The psychologist’s report, released publicly last year, led to a settlement in which the state agreed in January to curtail its use of solitary confinement — a small step in America’s slow-moving shift away from a practice that human rights advocates call torture.
“It’s no longer a conversation about is this something we should be doing,” said Sara Sullivan, who leads the nonprofit Vera Institute’s work with state prison systems to curtail solitary confinement. “There’s a lot of momentum for this. But we still have a long way to go.”
A TURNING TIDE ON SOLITARY CONFINEMENT
Solitary confinement has flourished in American jails and prisons since the 1980s and ʼ90s as a way of controlling dangerous inmates, punishing a misdeed or protecting vulnerable prisoners from the general population.
Dozens of states, as well as the Federal Bureau of Prisons, have built “supermax” facilities where solitary confinement is standard.

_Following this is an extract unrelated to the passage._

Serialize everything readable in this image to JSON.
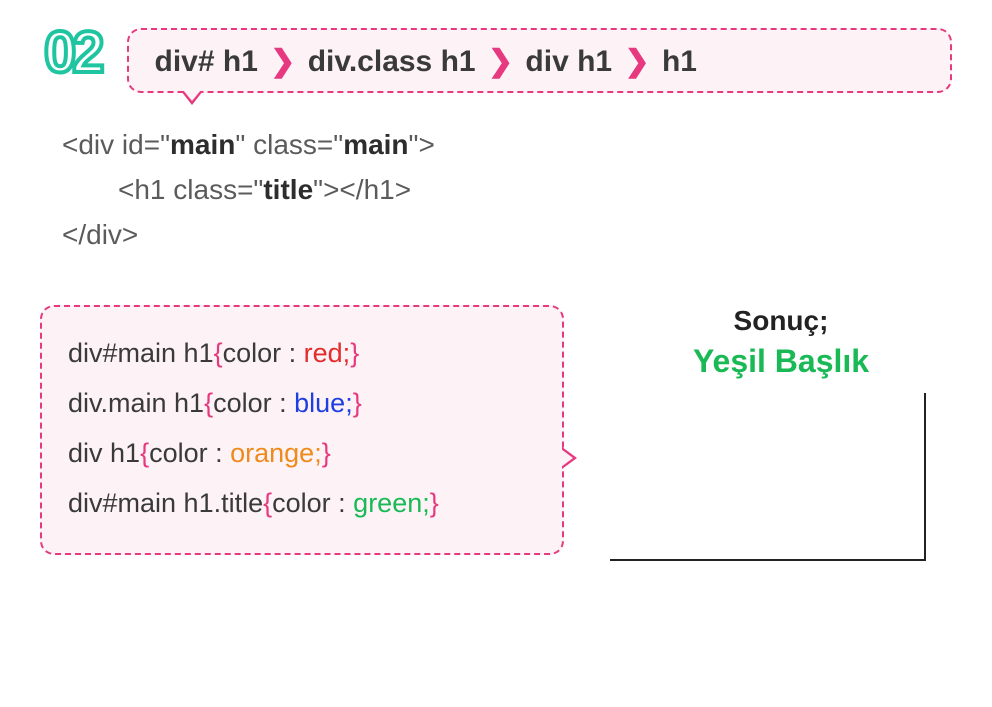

An estimated 61,000 people ─ including juveniles, pregnant women and the mentally ill ─ were held in solitary confinement in 2017, according to the most recent comprehensive count by the Association of State Correctional Administrators and the Arthur Liman Center for Public Interest Law at Yale Law School.
The numbers were once even higher, but have declined as more elected leaders and corrections officials have acknowledged that solitary confinement is overused and misused, with many inmates being sent back into society when their sentences end. Some researchers say the practice causes permanent psychological damage, while others say it makes inmates more likely to get into trouble after their release.
Around the country, from Maine to Colorado to Virginia and in Congress and the U.S. Supreme Court, authorities are reconsidering solitary confinement through new laws, policies, court opinions and legal settlements. Many are influenced by harrowing recollections of life in solitary confinement — like the tale of Anthony Gay, who was locked up as a teen for allegedly stealing a dollar bill and ended up spending 22 years in solitary confinement in Illinois. Others react to a streak of inmate suicides, as in Alabama recently.
Critics of solitary confinement include Rick Raemisch, director of the Colorado Department of Corrections, whose predecessor, Tom Clements, was murdered in 2013 by a man who’d just been released after seven years in solitary confinement.
In the wake of Clements’ death, Raemisch worked to reduce solitary confinement, and Colorado eventually enacted the country’s strictest limit, 15 days at a time, which meets the United Nations’ “Mandela Rules” for treatment of prisoners. (The United States is not bound by those standards.)
“When did it ever become OK to lock someone in a cell the size of a parking space 23 hours a day for years?” Raemisch says in a video tweeted last month by the American Civil Liberties Union.